5. Can you expand on your use of the word “ontology” in your artist statement and its relation to your work as a whole?
That’s kind of a lofty word, isn’t it? Ontology is basically just the study/philosophy of origins and existence. It begs the questions “why is there something rather than nothing?” and “what does it mean to bring something into existence?” I think about these things a lot. Ontology is such a big part of being an artist. As one who creates, the artist is constantly bringing new objects, images, and ideas into existence. I like to think about this in terms of the overlapping of creature as creator and the creator as a god. Much of the content of my work is also concerned with origins, both physically and metaphysically. I’ve been thinking a lot lately about holes and the concept of the “omphalos” (greek for navel). Physically, there’s the belly button, this curious depression which marks our physical link to the past as well as our individual existence apart from it. Then there’s also this broader notion of the “navel of the world” or “axis mundi” which refers to various symbolic “centers” believed to join heaven and earth. Ultimately I’m interested in looking at the body as a microcosm for this wider scope of thinking – the body as a temple, so you could say.

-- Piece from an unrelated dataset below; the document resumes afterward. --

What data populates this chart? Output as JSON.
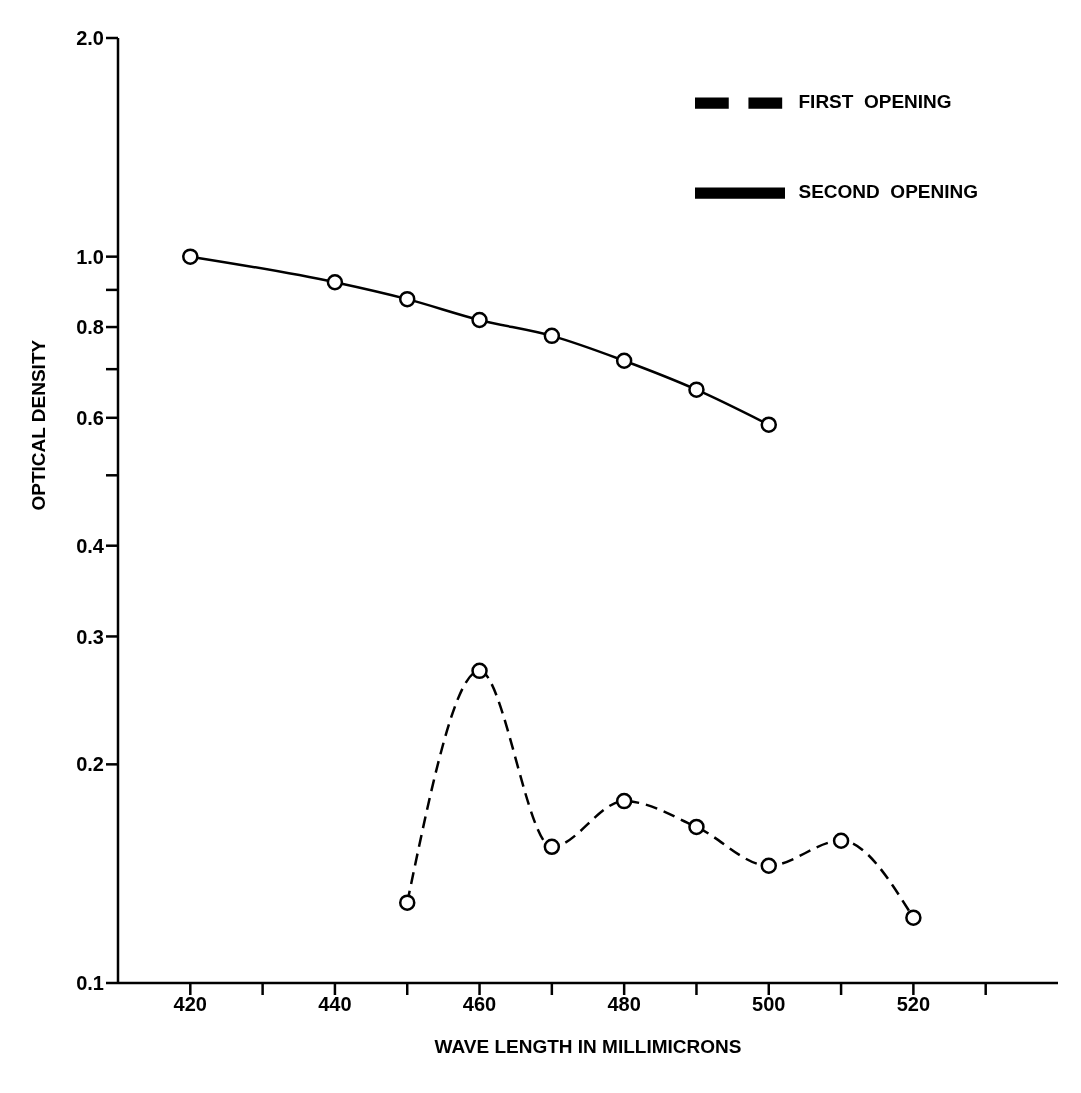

6. Where do you collect your materials?
You’d be surprised what all you can find on Amazon. I get my animal innards from a company called “The Sausage Maker, Inc.” – the intestines are packaged and sold primarily as natural sausage casings. I spend a good amount of time in thrift stores digging around for wigs and I get hair extensions and eyelashes from various beauty supply stores. My mom saves up her fashion magazines and mails them to me every few months, so I’ve always got plenty collage material. And my husband (who is also an artist) currently works in retail so he’s my go-to guy for cardboard boxes whenever I need them.
7. What do you do to stay inspired?
I read a lot. I’m kind of embarrassed to admit that right now I have 50 books on loan from the library. Lately I’ve been really into metaphysics and existential theology. I stumbled upon a book called The Meaning of the Creative Act by Nicholas Berdyaev in a used bookstore a year or so ago and it has radically affected how I think about my work (and my vocation) as an artist. I try to stay open to providential occurrences such as that. I also try to look for parallels – because they are everywhere. Kids really inspire me too - I can’t get enough of their candid curiosity (and their cuteness)!